A wonderful Applied Improvisation workshop last week took us playfully through status. Status is a big part of improv, and it’s a big part of life… Who better to be our play leader but the superb Lee Simpson of the Comedy Store Players?
Every time we come across groups of people we subconsciously analyse who’s who, making also a swift analysis of where we fit into the pecking order. In some cases uniforms and other stuff we wear communicates status, but often it is conveyed powerfully by how someone behaves and interacts with others.
Each interaction involves a subtle negotiation about status. We come with our default status, but we adapt it, raise it or lower it sub-consciously to fit better with the other person or to challenge their idea of the status relationship. Improv can help us change how we see ourselves (our own status) and transform how we behave towards others. This directly affects how other people perceive us, and consequently behave towards us.
And so on, the virtuous status circle goes round again.
We all have our way of “being”. For some of us the way we present ourselves – how we project status – may have been very effective. Others might have done themselves a disservice by down-playing their status (over-humble) – or over-playing it (arrogant).
Maybe it’s worth playing with status a little – to enhance our status, or even to downplay it (if humility is useful).
To change our status we can change change our clothes, or we can change how we behave with others. Working out how a higher status feels, and seeing the impact it has on others, is part of the fun of improv. It might be holding up your chin, smiling more (or less), standing up straight, widening your stance (or narrowing it), and – almost certainly – expanding your personal space.

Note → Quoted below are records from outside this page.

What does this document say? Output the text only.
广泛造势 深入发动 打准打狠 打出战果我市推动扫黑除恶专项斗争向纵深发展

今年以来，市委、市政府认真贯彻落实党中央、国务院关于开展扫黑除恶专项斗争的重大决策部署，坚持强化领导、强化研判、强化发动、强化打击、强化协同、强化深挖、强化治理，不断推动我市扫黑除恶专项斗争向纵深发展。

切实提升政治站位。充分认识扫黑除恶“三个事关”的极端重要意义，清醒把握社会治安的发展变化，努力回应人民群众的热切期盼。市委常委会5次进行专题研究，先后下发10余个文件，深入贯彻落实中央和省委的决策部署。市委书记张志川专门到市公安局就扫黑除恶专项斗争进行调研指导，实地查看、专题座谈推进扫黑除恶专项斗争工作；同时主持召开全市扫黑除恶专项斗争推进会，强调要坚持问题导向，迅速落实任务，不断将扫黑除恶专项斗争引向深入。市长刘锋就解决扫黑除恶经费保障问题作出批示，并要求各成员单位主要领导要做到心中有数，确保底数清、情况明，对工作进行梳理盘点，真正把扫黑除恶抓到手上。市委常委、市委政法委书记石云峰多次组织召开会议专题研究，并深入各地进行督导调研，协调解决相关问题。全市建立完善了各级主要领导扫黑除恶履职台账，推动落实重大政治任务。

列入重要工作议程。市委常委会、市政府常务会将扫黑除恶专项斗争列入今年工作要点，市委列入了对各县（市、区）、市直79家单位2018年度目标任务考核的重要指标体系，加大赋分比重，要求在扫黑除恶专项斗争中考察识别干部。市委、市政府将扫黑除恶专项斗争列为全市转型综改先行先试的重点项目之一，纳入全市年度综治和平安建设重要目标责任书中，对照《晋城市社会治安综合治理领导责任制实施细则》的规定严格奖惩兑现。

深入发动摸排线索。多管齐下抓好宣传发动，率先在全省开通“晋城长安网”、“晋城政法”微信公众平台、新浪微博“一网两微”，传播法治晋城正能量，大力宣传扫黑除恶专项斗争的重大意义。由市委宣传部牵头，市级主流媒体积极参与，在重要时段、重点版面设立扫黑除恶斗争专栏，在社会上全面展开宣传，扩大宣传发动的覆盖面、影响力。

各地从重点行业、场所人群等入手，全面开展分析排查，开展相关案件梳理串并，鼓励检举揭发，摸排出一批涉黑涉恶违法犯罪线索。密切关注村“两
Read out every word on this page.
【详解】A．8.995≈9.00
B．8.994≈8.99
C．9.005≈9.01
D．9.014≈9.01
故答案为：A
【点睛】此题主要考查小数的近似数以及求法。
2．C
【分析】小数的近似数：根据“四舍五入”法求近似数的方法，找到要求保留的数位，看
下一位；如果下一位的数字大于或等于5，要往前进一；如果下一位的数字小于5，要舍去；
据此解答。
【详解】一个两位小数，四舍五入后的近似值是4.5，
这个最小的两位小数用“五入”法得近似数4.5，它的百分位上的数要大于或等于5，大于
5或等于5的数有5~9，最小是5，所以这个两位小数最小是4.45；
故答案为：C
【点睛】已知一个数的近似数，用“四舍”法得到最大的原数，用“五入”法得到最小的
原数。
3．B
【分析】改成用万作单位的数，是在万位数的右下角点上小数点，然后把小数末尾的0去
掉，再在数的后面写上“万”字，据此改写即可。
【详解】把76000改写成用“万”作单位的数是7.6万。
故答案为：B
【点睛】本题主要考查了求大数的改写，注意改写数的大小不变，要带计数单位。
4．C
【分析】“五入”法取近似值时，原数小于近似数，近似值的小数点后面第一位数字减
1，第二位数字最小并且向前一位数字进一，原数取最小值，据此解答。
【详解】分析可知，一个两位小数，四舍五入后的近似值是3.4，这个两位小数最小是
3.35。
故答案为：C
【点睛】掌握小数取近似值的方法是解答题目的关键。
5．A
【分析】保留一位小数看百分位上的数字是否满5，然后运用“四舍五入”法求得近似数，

So that’s good news! We can all become more confident by learning how to do this – right?
Hmmm… not so quick… Lee argued that some things we want to change (e.g. feeling more confident) aren’t skills that we can just learn. In most cases we can already do them when we think about them, or when we are on “home territory”. Rather, these are behaviours that we need to constantly practise. The tricky thing might be remembering. Stick up reminders – fridge magnets, post-it notes, posters in your bathroom, notes in your shoes, graffiti on the kettle?
Being mindful is part of it. Lee explained how really great actors are able to observe themselves so closely that they are aware of absolutely everything that’s going on inside them. And really great actors (like really confident people in the real world) don’t judge themselves. They notice, acknowledge, accept and use the information in their performance.
As the other great theatre man himself said: “All the world’s a stage”… So, let’s start expanding our space on it. And when we’re practising, remember his man Hamlet’s advice: “the play‘s the thing.” Enjoy!